While teamwork seems to be assumed in the article, I believe it’s worth spelling out explicitly that argmaxing for a plan with highest marginal impact might mean joining and/or building a team where the team effort will make the most impact, not optimizing for highest individual contribution.
Spending time to explain why a previous research failed might help 100 other groups to learn from our mistake, so it could be more impactful than pursuing the next shiny idea.
We don’t want to optimize for the naive feeling of individual marginal impact, we want to keep in mind the actual goal is to make an Aligned AGI.
This seems basically reasonable, but as stated I think importantly misses that the plan you follow will change the accuracy of your estimates in steps (1) and (3) when you come to reassess. With 100% credence on some year, there’s no value in picking a plan that gets you evidence about timelines, or evidence of your likely impact in scenarios you’re assuming won’t happen.
It’s not enough to revisit the plan often if the plan you’re following isn’t giving you much new evidence.
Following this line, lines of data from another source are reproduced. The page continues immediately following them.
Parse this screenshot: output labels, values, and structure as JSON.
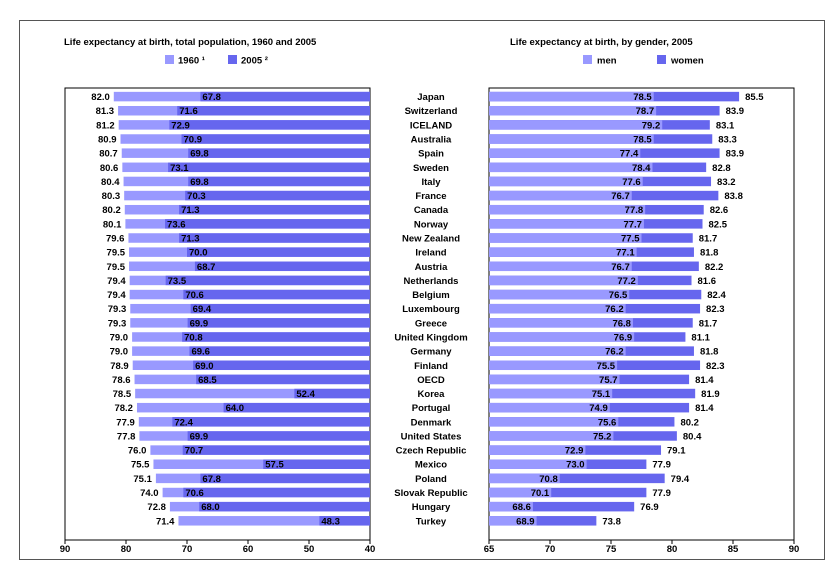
{
  "colors": {
    "light": "#9999ff",
    "dark": "#6666ee",
    "axis": "#000000"
  },
  "chart_data": [
    {
      "type": "bar",
      "title": "Life expectancy at birth, total population, 1960 and 2005",
      "orientation": "horizontal",
      "x_reversed": true,
      "xlim": [
        40,
        90
      ],
      "xticks": [
        "90",
        "80",
        "70",
        "60",
        "50",
        "40"
      ],
      "legend_position": "top",
      "categories": [
        "Japan",
        "Switzerland",
        "ICELAND",
        "Australia",
        "Spain",
        "Sweden",
        "Italy",
        "France",
        "Canada",
        "Norway",
        "New Zealand",
        "Ireland",
        "Austria",
        "Netherlands",
        "Belgium",
        "Luxembourg",
        "Greece",
        "United Kingdom",
        "Germany",
        "Finland",
        "OECD",
        "Korea",
        "Portugal",
        "Denmark",
        "United States",
        "Czech Republic",
        "Mexico",
        "Poland",
        "Slovak Republic",
        "Hungary",
        "Turkey"
      ],
      "series": [
        {
          "name": "1960 ¹",
          "values": [
            67.8,
            71.6,
            72.9,
            70.9,
            69.8,
            73.1,
            69.8,
            70.3,
            71.3,
            73.6,
            71.3,
            70.0,
            68.7,
            73.5,
            70.6,
            69.4,
            69.9,
            70.8,
            69.6,
            69.0,
            68.5,
            52.4,
            64.0,
            72.4,
            69.9,
            70.7,
            57.5,
            67.8,
            70.6,
            68.0,
            48.3
          ]
        },
        {
          "name": "2005 ²",
          "values": [
            82.0,
            81.3,
            81.2,
            80.9,
            80.7,
            80.6,
            80.4,
            80.3,
            80.2,
            80.1,
            79.6,
            79.5,
            79.5,
            79.4,
            79.4,
            79.3,
            79.3,
            79.0,
            79.0,
            78.9,
            78.6,
            78.5,
            78.2,
            77.9,
            77.8,
            76.0,
            75.5,
            75.1,
            74.0,
            72.8,
            71.4
          ]
        }
      ]
    },
    {
      "type": "bar",
      "title": "Life expectancy at birth, by gender, 2005",
      "orientation": "horizontal",
      "xlim": [
        65,
        90
      ],
      "xticks": [
        "65",
        "70",
        "75",
        "80",
        "85",
        "90"
      ],
      "legend_position": "top",
      "categories": [
        "Japan",
        "Switzerland",
        "ICELAND",
        "Australia",
        "Spain",
        "Sweden",
        "Italy",
        "France",
        "Canada",
        "Norway",
        "New Zealand",
        "Ireland",
        "Austria",
        "Netherlands",
        "Belgium",
        "Luxembourg",
        "Greece",
        "United Kingdom",
        "Germany",
        "Finland",
        "OECD",
        "Korea",
        "Portugal",
        "Denmark",
        "United States",
        "Czech Republic",
        "Mexico",
        "Poland",
        "Slovak Republic",
        "Hungary",
        "Turkey"
      ],
      "series": [
        {
          "name": "men",
          "values": [
            78.5,
            78.7,
            79.2,
            78.5,
            77.4,
            78.4,
            77.6,
            76.7,
            77.8,
            77.7,
            77.5,
            77.1,
            76.7,
            77.2,
            76.5,
            76.2,
            76.8,
            76.9,
            76.2,
            75.5,
            75.7,
            75.1,
            74.9,
            75.6,
            75.2,
            72.9,
            73.0,
            70.8,
            70.1,
            68.6,
            68.9
          ]
        },
        {
          "name": "women",
          "values": [
            85.5,
            83.9,
            83.1,
            83.3,
            83.9,
            82.8,
            83.2,
            83.8,
            82.6,
            82.5,
            81.7,
            81.8,
            82.2,
            81.6,
            82.4,
            82.3,
            81.7,
            81.1,
            81.8,
            82.3,
            81.4,
            81.9,
            81.4,
            80.2,
            80.4,
            79.1,
            77.9,
            79.4,
            77.9,
            76.9,
            73.8
          ]
        }
      ]
    }
  ]
}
Seems right. Explore vs. exploit is another useful frame.
Explore vs. exploit is a frame I naturally use (Though I do like your timeline-argmax frame, as well), where I ask myself “Roughly how many years should I feel comfortable exploring before I really need to be sitting down and attacking the hard problems directly somehow”?
Admittedly, this is confounded a bit by how exactly you’re measuring it. If I have 15-year timelines for median AGI-that-can-kill-us (which is about right, for me) then I should be willing to spend 5-6 years exploring by the standard 1/e algorithm. But when did “exploring” start? Obviously I should count my last eight months of upskilling and research as part of the exploration process. But what about my pre-alignment software engineering experience? If so, that’s now 4⁄19 years spent exploring, giving me about three left. If I count my CS degree as well, that’s 8⁄23 and I should start exploiting in less than a year.
Another frame I like is “hill-climbing”—namely, take the opportunity that seems best at a given moment. Though it is worth asking what makes something the best opportunity if you’re comparing, say, maximum impact now vs. maximum skill growth for impact later.